New York, January 9, 2014—The Columbia Law School Association presented the annual Distinguished Columbian in Teaching Award to alumnus Stanley Lubman ’58, a pioneer in Chinese legal studies in the United States.
Lubman received the award at a reception
in Jerome Greene Hall’s Drapkin Lounge on Jan. 3. Dean David M. Schizer and Benjamin L. Liebman
, the Robert L. Lieff Professor of Law and director of the Center for Chinese Legal Studies at Columbia Law School, presided over the ceremony, which drew members of the faculty and dozens of alumni and friends of the Law School—despite the first major winter snowstorm of the New Year. Lubman’s family was also in attendance. The event was held in conjunction with the annual meeting of the Association of American Law Schools.
|Stanley Lubman '58 received the Distinguished Columbian in Teaching Award on Jan. 3.|
Lubman, who holds an LL.B., LL.M., and J.S.D. from the Law School, is a senior fellow at The Honorable G. William and Ariadna Miller Institute for Global Challenges and the Law and a distinguished lecturer in residence at UC Berkeley School of Law. He has specialized in China as a scholar and as a practicing lawyer for more than 50 years. He began his teaching career with a seven-year stint at Berkeley starting in 1967. He then taught at Stanford, Yale, Columbia, Harvard, the University of Heidelberg, and the School of Oriental and African Studies at the University of London before returning to Berkeley in 2002.
In 2005, Columbia Law School honored Lubman by holding a conference in his honor that drew more than 60 scholars of Chinese law from North America, Europe, and China. The resulting papers were published in a special issue of the Columbia Journal of Asian Law.
From 1972 to 1997, Lubman advised American, European, and Japanese clients on the People's Republic of China, and he also represented clients in disputes arbitrated by the China International Economic and Trade Arbitration Commission in Beijing. From 1978 to 1997, he headed the China practices at two major San Francisco law firms and a large English firm of solicitors. Since 1997, he has devoted his time to scholarly research, teaching, and non-profit activities.
Lubman also served as an adviser to The Asia Foundation. In that capacity, he organized committees of U.S. experts to consult with Chinese counterparts. He worked on a number of law reform projects in China related to administrative procedure, most recently one that would promote public participation in rule making by local governments and China's central government. Another project involved revision of China's land law to increase protection of citizens' land rights.

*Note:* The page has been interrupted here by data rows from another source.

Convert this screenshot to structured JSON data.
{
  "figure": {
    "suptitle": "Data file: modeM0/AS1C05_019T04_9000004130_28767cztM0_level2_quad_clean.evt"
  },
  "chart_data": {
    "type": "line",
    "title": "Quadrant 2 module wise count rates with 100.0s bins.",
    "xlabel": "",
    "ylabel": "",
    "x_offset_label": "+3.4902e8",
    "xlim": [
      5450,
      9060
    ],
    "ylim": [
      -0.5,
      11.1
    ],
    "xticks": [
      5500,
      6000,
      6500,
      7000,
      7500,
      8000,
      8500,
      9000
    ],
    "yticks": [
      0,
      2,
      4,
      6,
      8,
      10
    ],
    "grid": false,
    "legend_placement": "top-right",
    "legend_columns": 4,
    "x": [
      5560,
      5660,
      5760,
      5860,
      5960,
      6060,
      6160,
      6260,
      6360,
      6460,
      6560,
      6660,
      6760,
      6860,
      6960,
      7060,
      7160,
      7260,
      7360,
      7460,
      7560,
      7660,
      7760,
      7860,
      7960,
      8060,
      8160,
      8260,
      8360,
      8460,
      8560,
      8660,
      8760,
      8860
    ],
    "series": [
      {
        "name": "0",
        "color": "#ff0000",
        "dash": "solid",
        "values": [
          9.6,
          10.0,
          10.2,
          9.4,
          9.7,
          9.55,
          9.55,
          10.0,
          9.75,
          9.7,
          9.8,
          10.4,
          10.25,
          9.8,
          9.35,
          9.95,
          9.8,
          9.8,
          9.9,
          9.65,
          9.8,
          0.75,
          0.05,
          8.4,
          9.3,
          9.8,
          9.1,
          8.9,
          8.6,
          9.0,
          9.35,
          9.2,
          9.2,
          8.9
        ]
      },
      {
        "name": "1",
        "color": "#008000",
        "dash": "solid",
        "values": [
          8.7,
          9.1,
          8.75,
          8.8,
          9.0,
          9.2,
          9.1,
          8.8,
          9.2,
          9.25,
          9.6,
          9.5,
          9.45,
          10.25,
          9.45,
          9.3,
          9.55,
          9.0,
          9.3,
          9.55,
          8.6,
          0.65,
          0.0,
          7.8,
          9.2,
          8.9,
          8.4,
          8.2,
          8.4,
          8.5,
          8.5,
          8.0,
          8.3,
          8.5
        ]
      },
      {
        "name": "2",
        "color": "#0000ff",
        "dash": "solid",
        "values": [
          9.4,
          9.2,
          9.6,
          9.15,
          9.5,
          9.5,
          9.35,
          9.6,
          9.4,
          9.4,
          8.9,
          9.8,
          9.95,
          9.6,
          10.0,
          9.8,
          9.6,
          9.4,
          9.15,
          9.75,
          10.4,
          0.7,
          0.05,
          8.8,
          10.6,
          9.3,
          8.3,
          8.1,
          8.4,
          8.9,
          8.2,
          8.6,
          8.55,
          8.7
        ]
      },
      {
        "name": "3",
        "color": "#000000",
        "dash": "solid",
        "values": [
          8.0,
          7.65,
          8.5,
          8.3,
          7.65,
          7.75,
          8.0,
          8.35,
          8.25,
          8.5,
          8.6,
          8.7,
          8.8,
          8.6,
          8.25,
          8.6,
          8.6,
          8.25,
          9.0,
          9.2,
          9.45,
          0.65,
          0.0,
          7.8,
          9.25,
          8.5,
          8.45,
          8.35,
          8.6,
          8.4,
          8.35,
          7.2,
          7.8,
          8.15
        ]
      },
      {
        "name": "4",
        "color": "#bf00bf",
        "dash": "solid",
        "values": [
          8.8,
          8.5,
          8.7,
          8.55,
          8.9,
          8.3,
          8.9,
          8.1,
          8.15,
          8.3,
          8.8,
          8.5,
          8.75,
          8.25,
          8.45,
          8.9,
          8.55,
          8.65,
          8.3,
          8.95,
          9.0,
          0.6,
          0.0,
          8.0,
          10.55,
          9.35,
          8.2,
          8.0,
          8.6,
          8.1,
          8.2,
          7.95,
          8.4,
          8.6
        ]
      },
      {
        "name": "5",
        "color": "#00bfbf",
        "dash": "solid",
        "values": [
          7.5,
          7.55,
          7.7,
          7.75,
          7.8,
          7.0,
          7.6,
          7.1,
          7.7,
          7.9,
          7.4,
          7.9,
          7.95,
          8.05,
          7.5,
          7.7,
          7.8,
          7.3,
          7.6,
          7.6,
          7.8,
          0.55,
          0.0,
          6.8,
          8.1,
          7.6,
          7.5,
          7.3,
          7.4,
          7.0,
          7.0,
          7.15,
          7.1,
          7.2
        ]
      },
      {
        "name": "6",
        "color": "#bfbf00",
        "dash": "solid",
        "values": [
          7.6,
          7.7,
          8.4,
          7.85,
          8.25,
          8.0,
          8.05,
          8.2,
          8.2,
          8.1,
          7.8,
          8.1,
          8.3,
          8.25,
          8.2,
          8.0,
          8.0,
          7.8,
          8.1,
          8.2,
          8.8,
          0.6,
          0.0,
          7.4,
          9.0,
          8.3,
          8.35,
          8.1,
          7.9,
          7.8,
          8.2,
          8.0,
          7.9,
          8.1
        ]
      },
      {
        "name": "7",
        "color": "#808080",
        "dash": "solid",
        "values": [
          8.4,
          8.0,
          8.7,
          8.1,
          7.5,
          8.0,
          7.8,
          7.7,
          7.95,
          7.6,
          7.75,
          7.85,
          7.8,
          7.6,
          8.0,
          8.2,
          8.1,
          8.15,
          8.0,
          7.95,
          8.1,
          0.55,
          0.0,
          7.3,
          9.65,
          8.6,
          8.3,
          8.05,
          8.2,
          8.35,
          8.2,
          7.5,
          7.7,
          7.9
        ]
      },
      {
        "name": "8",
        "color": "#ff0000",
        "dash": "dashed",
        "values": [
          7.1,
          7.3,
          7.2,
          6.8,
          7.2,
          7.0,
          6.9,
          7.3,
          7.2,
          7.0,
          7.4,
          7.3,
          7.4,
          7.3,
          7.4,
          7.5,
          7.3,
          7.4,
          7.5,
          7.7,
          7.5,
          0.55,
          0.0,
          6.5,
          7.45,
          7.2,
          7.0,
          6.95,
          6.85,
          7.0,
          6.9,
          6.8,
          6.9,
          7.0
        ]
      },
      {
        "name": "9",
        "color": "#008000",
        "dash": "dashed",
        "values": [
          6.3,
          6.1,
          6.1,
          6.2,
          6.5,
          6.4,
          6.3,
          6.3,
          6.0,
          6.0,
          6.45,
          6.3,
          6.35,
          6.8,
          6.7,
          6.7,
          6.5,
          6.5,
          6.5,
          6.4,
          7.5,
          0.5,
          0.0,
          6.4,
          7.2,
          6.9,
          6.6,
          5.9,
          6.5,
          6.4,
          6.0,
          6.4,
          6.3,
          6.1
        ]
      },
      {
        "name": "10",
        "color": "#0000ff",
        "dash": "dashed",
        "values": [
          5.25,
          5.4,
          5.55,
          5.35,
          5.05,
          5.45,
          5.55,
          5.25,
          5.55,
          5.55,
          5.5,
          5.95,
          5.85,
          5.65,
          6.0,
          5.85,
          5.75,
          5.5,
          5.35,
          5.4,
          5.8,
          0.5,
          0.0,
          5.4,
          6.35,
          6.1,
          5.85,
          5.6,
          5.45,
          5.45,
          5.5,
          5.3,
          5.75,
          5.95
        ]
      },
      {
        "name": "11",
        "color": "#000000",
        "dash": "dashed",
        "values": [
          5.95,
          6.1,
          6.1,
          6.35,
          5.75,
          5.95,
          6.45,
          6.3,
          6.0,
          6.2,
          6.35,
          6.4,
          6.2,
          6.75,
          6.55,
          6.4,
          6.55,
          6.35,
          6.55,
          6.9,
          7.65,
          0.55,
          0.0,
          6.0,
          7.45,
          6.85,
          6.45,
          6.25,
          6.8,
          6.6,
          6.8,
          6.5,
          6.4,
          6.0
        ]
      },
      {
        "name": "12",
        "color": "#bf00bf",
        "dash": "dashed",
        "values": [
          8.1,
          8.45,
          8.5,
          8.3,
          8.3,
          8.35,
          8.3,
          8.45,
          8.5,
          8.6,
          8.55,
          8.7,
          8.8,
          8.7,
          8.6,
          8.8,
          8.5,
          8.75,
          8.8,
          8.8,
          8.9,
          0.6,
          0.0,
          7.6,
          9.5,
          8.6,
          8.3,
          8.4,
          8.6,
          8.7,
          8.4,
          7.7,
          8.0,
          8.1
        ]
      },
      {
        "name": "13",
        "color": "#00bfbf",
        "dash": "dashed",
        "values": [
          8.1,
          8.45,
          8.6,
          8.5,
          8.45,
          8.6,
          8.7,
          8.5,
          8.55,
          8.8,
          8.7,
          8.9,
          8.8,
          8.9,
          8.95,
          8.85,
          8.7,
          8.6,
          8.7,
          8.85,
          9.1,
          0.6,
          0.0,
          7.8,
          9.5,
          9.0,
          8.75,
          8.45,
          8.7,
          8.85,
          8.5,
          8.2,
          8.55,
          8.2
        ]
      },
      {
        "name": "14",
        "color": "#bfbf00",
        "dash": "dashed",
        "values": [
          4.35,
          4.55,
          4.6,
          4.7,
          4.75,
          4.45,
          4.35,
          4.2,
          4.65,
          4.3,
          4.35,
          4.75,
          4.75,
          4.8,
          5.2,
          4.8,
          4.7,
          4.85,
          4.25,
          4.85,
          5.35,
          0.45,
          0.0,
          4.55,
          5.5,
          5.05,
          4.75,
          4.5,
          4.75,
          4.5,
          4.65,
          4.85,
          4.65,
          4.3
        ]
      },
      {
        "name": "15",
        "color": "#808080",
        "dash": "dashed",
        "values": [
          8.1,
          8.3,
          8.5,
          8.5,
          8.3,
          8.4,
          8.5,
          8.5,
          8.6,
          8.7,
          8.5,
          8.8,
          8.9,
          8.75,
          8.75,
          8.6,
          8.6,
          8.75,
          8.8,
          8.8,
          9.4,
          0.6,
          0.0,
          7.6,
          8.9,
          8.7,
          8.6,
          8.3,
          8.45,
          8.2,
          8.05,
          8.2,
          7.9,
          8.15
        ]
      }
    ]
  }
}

Lubman’s scholarly publications on Chinese law and related subjects have been widely published and include China's Legal Reforms (Lubman, ed.), Oxford University Press, 1996; Bird in a Cage: Legal Reform in China after Mao, (Stanford University Press, 2000); Engaging the Law in China: State, Society, and Possibilities for Justice (co-edited with Neil J. Diamant and Kevin O'Brien), Stanford University Press, 2005) and The Evolution of Law Reform in China: An Uncertain Path (Lubman, ed., Edward Elgar, 2012).
Lubman was trained as a China specialist in the United States and in Hong Kong for four years (1963-67) under grants from the Rockefeller Foundation, Columbia Law School, and the Foreign Area Fellowship Program of the Ford Foundation. In addition to his degrees from the Law School, he has an A.B. degree with honors in history from Columbia College. He also studied at the Faculty of Law and the Institute of Comparative Law of the University of Paris.
Presented annually, the Distinguished Columbian in Teaching Award honors graduates who, through excellence in teaching, scholarship and writing, as well as achievements in a chosen field, have brought distinction to the Law School and the faculties on which the individual has served.